Based on the evidence presented and the record that is before us, I would be inclined to agree with the Supreme Court of Indiana that the prosecutor did not commit reversible error and the trial court did not abuse his discretion in refusing to grant a mistrial. But what moves me to concur with the court’s affirmance of the district court’s grant of the petition is the unfortunately defective state of the record from the state trial. Without a more reliable record to review, it is an unreasonable application of clearly established federal law to conclude that the prosecutor’s statement constituted harmless error. See Simmons v. Beyer, 44 F.3d 1160, 1170 (3d Cir.1995) (granting conditional writ of ha-beas corpus since defendant was prejudiced by inadequate transcripts that made his claim unreviewable) (citing United States v. Wilson, 16 F.3d 1027, 1031 (9th Cir.1994) (on direct appeal remanding for a new trial because inadequate transcripts precluded review of merits)). I agree with the district court’s conclusion that “... this record simply is not good enough to sustain a state court death penalty conviction.” Ben-Yisrayl, 277 F.Supp.2d at 905. As the district court noted, the original court reporter was having serious emotional problems. The record was a mess, and in spite of a valiant effort of counsel and the trial court to piece it together, it left much to be desired. Because so much of the analysis on the sufficiency of the evidence, the prosecutor’s statement in closing argument, and the many references to other matters throughout the trial are so pivotal, this faulty record does not provide the foundation necessary to render due process to the defendant in this appeal. For many of the reasons stated in the district court’s opinion under the heading *1055“Inaccurate and Unreliable Transcript,” Berir-Yismyl, 277 F.Supp.2d at 905-07, I concur with this court that the district court’s grant of Ben-Yisrayl’s petition for a writ of habeas corpus should be affirmed.

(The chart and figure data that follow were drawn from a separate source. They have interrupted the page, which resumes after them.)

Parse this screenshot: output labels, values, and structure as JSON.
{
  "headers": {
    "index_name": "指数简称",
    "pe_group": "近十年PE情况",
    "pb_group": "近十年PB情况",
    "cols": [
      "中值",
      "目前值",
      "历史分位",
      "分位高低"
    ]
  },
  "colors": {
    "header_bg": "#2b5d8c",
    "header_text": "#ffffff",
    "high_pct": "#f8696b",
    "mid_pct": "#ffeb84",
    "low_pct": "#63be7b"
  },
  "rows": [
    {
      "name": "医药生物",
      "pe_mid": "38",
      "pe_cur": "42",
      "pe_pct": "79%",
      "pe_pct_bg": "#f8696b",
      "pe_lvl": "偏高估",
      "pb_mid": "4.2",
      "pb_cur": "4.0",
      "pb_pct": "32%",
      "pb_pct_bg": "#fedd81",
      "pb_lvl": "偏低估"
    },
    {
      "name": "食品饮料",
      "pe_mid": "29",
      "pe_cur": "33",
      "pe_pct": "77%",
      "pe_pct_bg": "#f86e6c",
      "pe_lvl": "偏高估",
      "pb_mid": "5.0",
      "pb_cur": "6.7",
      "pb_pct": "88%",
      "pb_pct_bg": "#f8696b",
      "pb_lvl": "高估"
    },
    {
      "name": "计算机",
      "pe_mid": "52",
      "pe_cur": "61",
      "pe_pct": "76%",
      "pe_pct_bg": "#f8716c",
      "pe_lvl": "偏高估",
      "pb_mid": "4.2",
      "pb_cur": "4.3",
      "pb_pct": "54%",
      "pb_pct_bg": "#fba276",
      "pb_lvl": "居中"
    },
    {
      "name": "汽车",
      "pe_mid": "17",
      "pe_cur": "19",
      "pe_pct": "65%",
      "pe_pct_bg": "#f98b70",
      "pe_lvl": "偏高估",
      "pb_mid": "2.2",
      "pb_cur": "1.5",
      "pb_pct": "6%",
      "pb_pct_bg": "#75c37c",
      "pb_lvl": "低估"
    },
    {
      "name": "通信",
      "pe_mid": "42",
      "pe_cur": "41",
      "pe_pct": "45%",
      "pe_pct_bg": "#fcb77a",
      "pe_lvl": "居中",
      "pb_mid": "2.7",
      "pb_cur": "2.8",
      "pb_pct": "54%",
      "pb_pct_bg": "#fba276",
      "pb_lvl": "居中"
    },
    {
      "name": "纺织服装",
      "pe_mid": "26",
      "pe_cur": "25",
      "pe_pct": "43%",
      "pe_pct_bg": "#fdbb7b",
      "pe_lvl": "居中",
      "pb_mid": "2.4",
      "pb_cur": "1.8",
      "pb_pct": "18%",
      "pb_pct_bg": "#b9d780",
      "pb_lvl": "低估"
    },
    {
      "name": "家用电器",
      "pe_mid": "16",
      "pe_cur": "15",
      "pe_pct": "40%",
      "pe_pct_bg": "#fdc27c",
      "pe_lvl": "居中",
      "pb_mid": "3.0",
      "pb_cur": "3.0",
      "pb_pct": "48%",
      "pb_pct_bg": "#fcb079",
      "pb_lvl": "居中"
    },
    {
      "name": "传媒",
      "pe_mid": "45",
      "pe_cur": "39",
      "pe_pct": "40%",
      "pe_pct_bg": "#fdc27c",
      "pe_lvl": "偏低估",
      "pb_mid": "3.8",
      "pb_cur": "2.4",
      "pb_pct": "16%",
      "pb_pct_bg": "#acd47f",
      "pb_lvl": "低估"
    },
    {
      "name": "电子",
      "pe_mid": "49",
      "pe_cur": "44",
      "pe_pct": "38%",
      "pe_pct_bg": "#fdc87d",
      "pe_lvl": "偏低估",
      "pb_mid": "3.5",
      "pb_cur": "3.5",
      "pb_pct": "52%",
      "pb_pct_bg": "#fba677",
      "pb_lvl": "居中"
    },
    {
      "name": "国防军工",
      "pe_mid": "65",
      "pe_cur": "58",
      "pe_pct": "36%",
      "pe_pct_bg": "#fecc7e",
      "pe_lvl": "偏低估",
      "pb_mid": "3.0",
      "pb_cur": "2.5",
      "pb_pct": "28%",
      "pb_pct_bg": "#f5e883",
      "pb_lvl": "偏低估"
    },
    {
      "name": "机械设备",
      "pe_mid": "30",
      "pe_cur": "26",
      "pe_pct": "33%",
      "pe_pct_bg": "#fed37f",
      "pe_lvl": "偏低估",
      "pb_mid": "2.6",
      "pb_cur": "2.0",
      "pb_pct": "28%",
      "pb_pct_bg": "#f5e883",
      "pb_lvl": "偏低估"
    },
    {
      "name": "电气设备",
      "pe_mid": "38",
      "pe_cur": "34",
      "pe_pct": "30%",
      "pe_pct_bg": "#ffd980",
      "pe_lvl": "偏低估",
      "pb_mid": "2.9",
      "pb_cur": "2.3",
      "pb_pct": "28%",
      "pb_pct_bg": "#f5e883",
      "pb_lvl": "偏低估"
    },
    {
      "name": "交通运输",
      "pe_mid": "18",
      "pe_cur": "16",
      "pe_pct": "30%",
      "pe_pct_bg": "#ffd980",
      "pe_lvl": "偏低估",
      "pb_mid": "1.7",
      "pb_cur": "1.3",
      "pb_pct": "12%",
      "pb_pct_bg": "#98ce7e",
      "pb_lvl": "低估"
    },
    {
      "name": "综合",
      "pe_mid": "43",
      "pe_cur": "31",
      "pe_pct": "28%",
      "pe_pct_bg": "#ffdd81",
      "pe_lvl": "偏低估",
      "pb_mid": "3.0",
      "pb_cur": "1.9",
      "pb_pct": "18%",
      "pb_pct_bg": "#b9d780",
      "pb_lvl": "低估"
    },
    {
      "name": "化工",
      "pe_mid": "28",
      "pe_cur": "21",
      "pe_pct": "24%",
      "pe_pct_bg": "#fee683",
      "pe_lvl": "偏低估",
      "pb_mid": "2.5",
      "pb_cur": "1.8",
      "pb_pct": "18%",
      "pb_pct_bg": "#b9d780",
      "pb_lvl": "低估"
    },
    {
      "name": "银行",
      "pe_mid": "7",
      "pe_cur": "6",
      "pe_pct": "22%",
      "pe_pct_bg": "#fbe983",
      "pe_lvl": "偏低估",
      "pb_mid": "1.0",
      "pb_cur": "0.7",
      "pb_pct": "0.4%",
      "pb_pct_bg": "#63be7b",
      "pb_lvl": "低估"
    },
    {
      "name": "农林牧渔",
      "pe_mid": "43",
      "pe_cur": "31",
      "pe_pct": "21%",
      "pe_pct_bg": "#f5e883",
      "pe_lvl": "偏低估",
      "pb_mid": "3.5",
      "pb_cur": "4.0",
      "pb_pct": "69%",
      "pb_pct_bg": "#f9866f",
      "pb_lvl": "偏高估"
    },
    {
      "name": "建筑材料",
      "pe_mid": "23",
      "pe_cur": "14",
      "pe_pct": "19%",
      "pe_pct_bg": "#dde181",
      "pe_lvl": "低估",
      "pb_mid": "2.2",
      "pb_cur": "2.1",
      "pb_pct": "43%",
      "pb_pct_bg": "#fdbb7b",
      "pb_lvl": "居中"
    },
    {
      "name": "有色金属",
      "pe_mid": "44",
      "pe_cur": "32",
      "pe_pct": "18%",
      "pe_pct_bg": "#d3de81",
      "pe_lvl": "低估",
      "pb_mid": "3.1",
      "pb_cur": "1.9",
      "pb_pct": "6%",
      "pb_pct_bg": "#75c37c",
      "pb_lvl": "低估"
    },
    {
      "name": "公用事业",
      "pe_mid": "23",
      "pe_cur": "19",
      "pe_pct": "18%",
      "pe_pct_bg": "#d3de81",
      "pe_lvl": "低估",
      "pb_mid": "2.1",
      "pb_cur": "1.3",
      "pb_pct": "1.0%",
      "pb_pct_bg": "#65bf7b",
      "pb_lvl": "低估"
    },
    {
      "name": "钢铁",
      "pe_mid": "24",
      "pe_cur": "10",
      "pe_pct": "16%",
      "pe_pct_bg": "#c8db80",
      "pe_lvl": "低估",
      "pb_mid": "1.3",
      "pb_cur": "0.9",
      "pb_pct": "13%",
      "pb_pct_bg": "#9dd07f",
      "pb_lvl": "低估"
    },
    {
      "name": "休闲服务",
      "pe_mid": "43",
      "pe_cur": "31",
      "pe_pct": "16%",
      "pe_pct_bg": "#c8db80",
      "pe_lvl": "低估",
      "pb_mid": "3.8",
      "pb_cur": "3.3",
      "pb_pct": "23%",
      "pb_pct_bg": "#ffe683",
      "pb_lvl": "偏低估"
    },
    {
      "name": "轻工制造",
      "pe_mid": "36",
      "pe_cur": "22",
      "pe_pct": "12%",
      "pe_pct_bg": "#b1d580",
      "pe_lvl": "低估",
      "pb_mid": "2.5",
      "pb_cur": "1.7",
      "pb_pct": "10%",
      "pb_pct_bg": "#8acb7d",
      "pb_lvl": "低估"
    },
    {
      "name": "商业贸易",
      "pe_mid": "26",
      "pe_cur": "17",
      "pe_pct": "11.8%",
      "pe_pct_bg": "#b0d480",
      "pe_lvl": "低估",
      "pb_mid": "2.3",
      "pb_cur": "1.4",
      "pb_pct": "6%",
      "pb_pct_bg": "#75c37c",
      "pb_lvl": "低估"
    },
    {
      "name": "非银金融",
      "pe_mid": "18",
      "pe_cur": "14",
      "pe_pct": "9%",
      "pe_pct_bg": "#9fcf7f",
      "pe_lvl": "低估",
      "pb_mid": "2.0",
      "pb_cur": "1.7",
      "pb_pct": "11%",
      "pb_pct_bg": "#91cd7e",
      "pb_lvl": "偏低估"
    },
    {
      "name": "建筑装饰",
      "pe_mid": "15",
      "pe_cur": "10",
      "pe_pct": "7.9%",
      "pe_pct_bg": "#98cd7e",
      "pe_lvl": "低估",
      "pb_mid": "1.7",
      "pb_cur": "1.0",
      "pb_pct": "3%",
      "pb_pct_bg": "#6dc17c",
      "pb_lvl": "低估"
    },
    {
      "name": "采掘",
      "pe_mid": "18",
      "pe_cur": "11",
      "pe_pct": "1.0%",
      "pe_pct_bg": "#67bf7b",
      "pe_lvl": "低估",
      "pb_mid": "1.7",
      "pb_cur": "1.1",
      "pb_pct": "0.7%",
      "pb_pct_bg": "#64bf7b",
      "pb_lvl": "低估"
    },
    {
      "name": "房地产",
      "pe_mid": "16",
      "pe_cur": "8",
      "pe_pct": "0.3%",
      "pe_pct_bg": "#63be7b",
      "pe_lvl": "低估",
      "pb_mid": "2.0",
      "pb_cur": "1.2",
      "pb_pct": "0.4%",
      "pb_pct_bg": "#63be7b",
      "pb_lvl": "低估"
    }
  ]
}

. As the district court noted, "Kevin A. Judge testified that ballistics tests proved that the defendant’s shotgun fired a shell casing recovered at a different murder scene and he testified that all of the shotgun shell fragments recovered from all of the murder scenes (charged and uncharged) contained number 8 shot with pink .12 gauge power piston wadding.” Ben-Yisrayl, 277 F.Supp.2d at 904.